The spectacle is not power, rather the simulation of power against the simulation of society. Power, something long since dead, long since needed, must only shimmer on the distant horizon as a ghost. The most archaic and modern quality of power resides in social cleavage; power exploits itself for an image of reproduction. But this specialization and reproduction is not power at all, but the tautological image of it. “The spectacle is the self-portrait of power in the age of power’s totalitarian rule over the conditions of existence” (5). At once, the spectacle exercises complete rule over human and material existence and yet it continually reasserts an image of its utilitarian necessity, benevolence, and dominance. The spectacle chooses its own mode of discourse and locks the spectator in all of its recreations. Here again, the one-way communication from spectator to spectacle emerges: there is not any discourse outside of the spectacle, the spectacle is the discourse of social cleavage, of power. Its own laudatory praises are not separate from the spectacle, which highlights the primary paradox: the spectacle’s power is rooted in nothing more than the appearance of it.
Imaginary power constitutes the spectacle—and this power is localized in the bad dream of unreality. “The spectacle is the bad dream of modern society in chains, expressing nothing more than its wish for sleep. The spectacle is the guardian of that sleep” (4). The image of discourse, when the spectacle has limited that discourse to the specific signs and shadows of its own portrait extends the real means and ends of capitalist production through its accumulated ideology of the commodity. Applying Lacan’s interpretation of Freud’s example from The Interpretation of Dreams, the anonymous father and candle dream, the notion of the spectacle’s unreality is supported. The dream (as it is used in Freud’s analysis) is not the construction that extends the father’s rest but one that recognizes the terror of his real desire. The father awakens and masks the real of his desire through reality—the spectacle is that unreal reality that transfixes the “impossible kernel” (Zizek 45). Debord portrays the spectacle as the ideology of capital.

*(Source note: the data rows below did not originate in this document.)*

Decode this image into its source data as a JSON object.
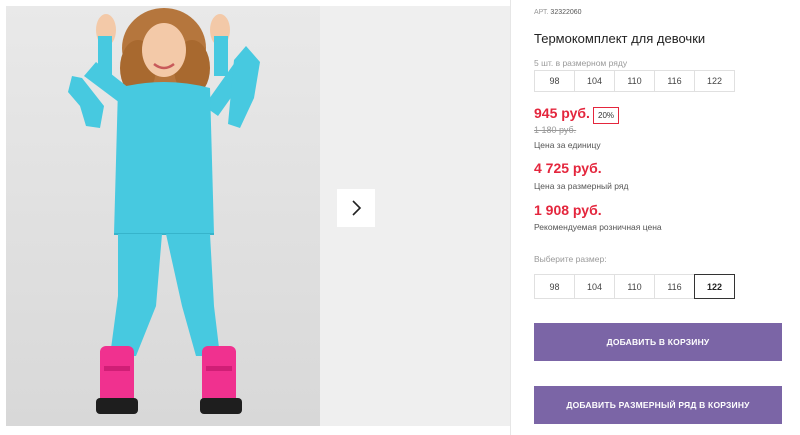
{
  "product": {
    "article_label": "АРТ.",
    "article_number": "32322060",
    "title": "Термокомплект для девочки",
    "size_row_note": "5 шт. в размерном ряду",
    "sizes_row": [
      "98",
      "104",
      "110",
      "116",
      "122"
    ],
    "price": "945 руб.",
    "discount_badge": "20%",
    "old_price": "1 180 руб.",
    "price_caption": "Цена за единицу",
    "row_price": "4 725 руб.",
    "row_price_caption": "Цена за размерный ряд",
    "retail_price": "1 908 руб.",
    "retail_price_caption": "Рекомендуемая розничная цена",
    "choose_size_label": "Выберите размер:",
    "size_options": [
      "98",
      "104",
      "110",
      "116",
      "122"
    ],
    "selected_size": "122",
    "add_to_cart_label": "ДОБАВИТЬ В КОРЗИНУ",
    "add_row_to_cart_label": "ДОБАВИТЬ РАЗМЕРНЫЙ РЯД В КОРЗИНУ"
  },
  "gallery": {
    "next_icon": "chevron-right-icon"
  },
  "colors": {
    "price_red": "#e4263d",
    "button_purple": "#7b65a6",
    "garment_turquoise": "#47c9e0",
    "boots_pink": "#f0318f"
  }
}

Separation Perfected traces the fragmented artificial life of the spectacle. This movement seems to circulate and slide over itself, spinning out further and further into the outer-reaches of simulated space. The structure of Debord’s writing reflects the spectacle: multi-faceted, unified, isolated. The image of reality mediates all human relations, since all human relations are really commodity relations. The spectacle is the accumulation of capital to the point that it creates an image, which signifies the origin or subordination of the spectacle to one thing, and one thing only, the capitalist mode of production; the needs of capital dictate the simulations of the spectacle.